M. Patrick Lussi (UDC). Mesdames et Messieurs les députés, quand on regarde ce projet de bouclement qui date de la dernière législature, le premier mot qui me vient à l'esprit est que c'est tellement plus beau quand c'est inutile ! En fait, notre rapporteur de majorité vous l'a dit: que l'on vote ou pas, de toute façon c'est fini. Donc, la question est de savoir si l'on doit ou si l'on ne doit pas marquer un agacement, une mauvaise humeur. Est-ce qu'on doit se battre contre des principes ? Nous savons qu'en tout cas au niveau de l'informatique, tant le département de M. Maudet que d'autres font le nécessaire maintenant pour boucler ces projets, pour qu'on avance, parce qu'il est vrai qu'il y a pas mal de cadavres qui traînent encore dans les placards, comme on dit, mais c'est en voie de résolution. (Rires.)

Alors, Mesdames et Messieurs les députés, doit-on faire une belle couronne ou doit-on simplement dire que nous ne sommes pas d'accord, que ça ne changera rien ? Quand on vote des projets à 7 millions de francs, ce qui n'est pas rien, il faut aussi de temps à autre dire que nous avons droit au respect des délais légaux qui sont raisonnables et, surtout, que ça nous revienne en respectant le délai de finition des travaux - car nous avons vu que ça a traîné près de quatre ans avant de nous revenir. Raison pour laquelle l'Union démocratique du centre suivra son rapporteur de majorité et vous recommande un minimum de mauvaise humeur - qui ne prêtera pas à conséquence - en n'acceptant pas ce projet de bouclement.

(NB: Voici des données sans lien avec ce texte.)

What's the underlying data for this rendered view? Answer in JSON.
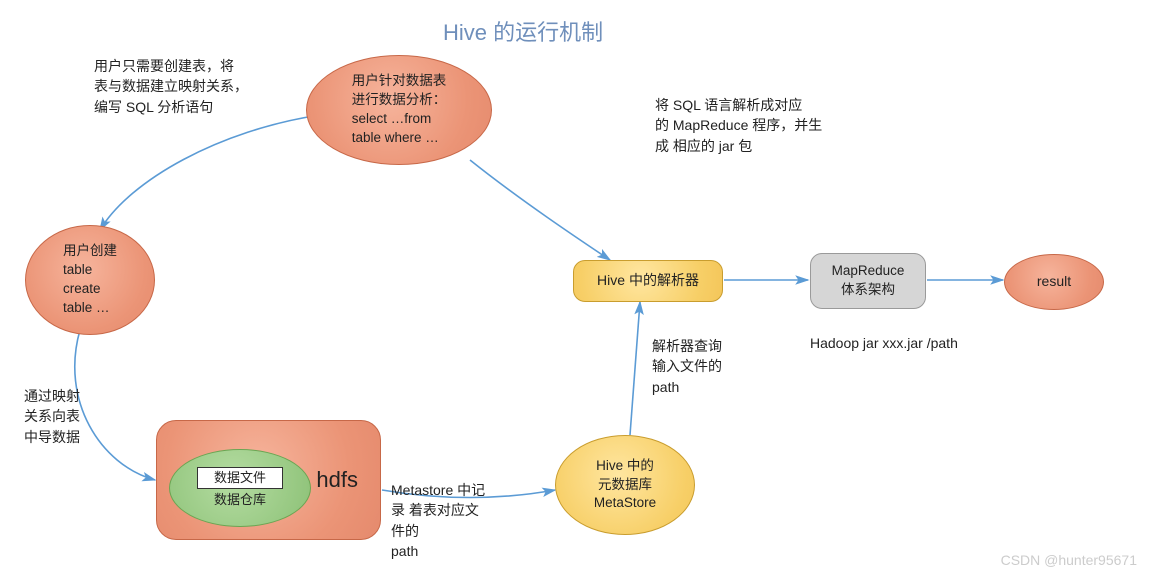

M. Daniel Sormanni (MCG). Chers collègues députés, je dois dire que c'est un sujet intéressant. D'une manière générale, on ne devrait jamais arriver à une situation de ce genre. A un moment donné, on devrait se poser la question, plus que d'une mauvaise humeur, si on a le choix de voter ou pas ces 7 millions de francs. Or, on n'a plus le choix, mais c'est la méthode qui ne joue pas. Je vais donner crédit à M. Pagani - vous lui transmettrez, Monsieur le président - je vais donner crédit à la Ville de Genève: M. Pagani fait un effort considérable pour boucler les crédits et je lui donne quitus là-dessus. Parce qu'effectivement, il n'y a pas si longtemps qu'on a bouclé les crédits des Rues-Basses, pour la galerie technique des Rues-Basses... (Commentaires.) Oui, la gaine technique ! Soit dit en passant, plutôt que de faire une gaine technique aussi grande, peut-être qu'on aurait pu faire un métro, pour éviter les trams sur la route.

Une voix. Ou le CEVA !

M. Daniel Sormanni. Oui, mais le CEVA ne passe pas dans la Vieille-Ville ! Par contre, vous transmettrez aussi à M. Pagani, pour donner des leçons, il faut être exemplaire partout. Alors si je peux accepter ses remarques sur les crédits, je dois quand même remarquer qu'en Ville de Genève, on vote un crédit global pour les investissements. C'est une enveloppe qu'en principe on ne devrait pas dépasser, même s'il peut y avoir quelques variations, parce qu'évidemment, tout ne peut pas être prévu. Mais quand on a 100 millions de francs et qu'à la fin de l'année, on arrive à 154 millions de francs dépensés, ce n'est pas tellement de la rigueur, et je trouve que, pour donner des leçons, il faut être parfaitement dans les clous, dans tous les domaines, en ce qui concerne les investissements. Or, là, force est de constater que ce n'est pas le cas. Mais je pense qu'il y a des méthodes possibles et j'invite la commission de contrôle de gestion - dont je fais d'ailleurs partie - à trouver quelque chose; je pourrais m'y intéresser davantage pour éviter qu'on se retrouve dans des situations telles qu'aujourd'hui. On a parlé du barrage du Seujet, il y en a beaucoup d'autres qui sont probablement cachés dans les armoires.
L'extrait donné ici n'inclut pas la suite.